FAD is subject to a number of limitations and assumptions and there can be no assurance that the Company will generate FAD sufficient to meet its intended dividends. FAD has material limitations as a liquidity measure of the Company because such measure excludes items that are required elements of the Company's net cash provided by operating activities as described below. FAD should not be considered in isolation nor as a substitute for analysis of the Company's results of operations under GAAP, and it is not the only metric that should be considered in evaluating the Company's ability to meet its stated dividend policy. Specifically:

  • FAD does not include equity capital called from the Company’s existing limited partners, proceeds from any debt issuance or future equity offering, historical cash and cash equivalents and expected investments in the Company’s operations.
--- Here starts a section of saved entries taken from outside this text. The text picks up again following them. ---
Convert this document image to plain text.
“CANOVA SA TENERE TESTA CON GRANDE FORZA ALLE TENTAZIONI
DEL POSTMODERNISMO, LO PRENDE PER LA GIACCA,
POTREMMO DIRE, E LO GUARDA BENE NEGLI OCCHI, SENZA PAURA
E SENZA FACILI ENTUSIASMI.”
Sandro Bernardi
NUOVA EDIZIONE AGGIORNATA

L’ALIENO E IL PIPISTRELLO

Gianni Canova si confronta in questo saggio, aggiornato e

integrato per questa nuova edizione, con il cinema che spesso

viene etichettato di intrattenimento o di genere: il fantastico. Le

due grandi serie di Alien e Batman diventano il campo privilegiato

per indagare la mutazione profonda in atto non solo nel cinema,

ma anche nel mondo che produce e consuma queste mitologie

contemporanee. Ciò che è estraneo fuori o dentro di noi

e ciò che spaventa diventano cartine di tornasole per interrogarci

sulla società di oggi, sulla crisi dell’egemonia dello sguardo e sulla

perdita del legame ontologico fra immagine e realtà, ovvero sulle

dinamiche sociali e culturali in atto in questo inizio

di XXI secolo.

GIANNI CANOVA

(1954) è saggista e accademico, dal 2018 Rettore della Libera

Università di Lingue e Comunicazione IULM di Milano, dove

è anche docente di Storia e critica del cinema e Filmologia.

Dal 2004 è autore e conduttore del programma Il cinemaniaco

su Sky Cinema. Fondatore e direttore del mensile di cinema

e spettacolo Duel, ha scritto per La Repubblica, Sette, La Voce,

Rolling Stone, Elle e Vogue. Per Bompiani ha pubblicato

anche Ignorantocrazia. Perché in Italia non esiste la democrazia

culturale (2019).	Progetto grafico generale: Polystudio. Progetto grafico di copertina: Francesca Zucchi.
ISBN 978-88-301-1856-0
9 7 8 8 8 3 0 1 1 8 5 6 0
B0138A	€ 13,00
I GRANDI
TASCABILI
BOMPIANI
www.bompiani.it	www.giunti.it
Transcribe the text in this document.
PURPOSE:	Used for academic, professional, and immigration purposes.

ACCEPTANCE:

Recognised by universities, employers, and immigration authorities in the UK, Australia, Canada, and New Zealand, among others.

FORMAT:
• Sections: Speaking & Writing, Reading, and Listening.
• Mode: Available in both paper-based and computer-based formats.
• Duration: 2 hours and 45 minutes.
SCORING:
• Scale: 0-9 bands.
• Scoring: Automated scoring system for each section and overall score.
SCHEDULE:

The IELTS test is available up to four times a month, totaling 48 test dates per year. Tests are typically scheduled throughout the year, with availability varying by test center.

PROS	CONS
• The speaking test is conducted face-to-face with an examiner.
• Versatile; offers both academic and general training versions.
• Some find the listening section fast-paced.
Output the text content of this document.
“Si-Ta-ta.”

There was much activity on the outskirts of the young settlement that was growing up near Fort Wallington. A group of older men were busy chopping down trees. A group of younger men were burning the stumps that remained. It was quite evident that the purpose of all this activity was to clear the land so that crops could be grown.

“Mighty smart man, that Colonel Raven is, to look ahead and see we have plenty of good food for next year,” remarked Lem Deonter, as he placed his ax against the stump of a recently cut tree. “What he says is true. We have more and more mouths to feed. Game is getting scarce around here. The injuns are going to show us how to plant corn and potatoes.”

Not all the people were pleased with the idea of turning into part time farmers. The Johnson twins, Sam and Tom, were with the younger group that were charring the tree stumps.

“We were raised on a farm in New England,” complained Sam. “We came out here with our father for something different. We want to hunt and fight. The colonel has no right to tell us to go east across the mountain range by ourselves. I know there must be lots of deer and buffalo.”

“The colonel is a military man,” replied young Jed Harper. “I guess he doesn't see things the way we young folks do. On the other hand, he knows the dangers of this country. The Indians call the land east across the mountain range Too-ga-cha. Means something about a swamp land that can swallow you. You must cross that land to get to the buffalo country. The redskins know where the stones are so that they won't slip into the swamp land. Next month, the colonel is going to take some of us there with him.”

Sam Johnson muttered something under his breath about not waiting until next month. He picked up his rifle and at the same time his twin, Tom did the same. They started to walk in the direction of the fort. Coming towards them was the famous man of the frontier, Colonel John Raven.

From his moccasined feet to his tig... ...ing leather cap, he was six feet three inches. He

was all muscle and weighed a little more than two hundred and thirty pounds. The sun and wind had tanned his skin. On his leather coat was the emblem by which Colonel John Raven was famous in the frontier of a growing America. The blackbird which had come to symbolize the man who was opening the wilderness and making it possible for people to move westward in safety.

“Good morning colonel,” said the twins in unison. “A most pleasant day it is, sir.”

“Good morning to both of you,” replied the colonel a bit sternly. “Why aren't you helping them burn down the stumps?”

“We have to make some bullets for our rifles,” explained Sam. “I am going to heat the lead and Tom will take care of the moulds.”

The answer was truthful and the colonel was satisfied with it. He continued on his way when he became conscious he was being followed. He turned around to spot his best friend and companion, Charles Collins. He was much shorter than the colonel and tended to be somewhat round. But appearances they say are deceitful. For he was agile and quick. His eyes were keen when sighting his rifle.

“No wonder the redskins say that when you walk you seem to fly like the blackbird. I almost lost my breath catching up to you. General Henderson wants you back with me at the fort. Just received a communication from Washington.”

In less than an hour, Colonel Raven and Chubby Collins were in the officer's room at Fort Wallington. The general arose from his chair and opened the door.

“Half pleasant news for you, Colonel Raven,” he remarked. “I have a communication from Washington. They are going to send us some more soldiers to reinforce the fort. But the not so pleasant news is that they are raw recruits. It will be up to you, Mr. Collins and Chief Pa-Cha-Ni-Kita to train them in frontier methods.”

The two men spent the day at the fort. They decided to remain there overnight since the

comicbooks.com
  • FAD does not give pro forma effect to prior acquisitions, certain of which cannot be quantified.
  • While FAD reflects the cash inflows from sale of certain assets, FAD does not reflect the cash outflows to acquire assets as the Company relies on alternative sources of liquidity to fund such purchases.
  • FAD does not reflect expenditures related to capital expenditures, acquisitions and other investments as the Company has multiple sources of liquidity and intends to fund these expenditures with future incurrences of indebtedness, additional capital contributions and/or future issuances of equity.
  • FAD does not reflect any maintenance capital expenditures necessary to maintain the same level of cash generation from our capital investments.
  • FAD does not reflect changes in working capital balances as management believes that changes in working capital are primarily driven by short term timing differences, which are not meaningful to the Company’s distribution decisions.
  • Management has significant discretion to make distributions, and the Company is not bound by any contractual provision that requires it to use cash for distributions.

If such factors were included in FAD, there can be no assurance that the results would be consistent with the Company’s presentation of FAD.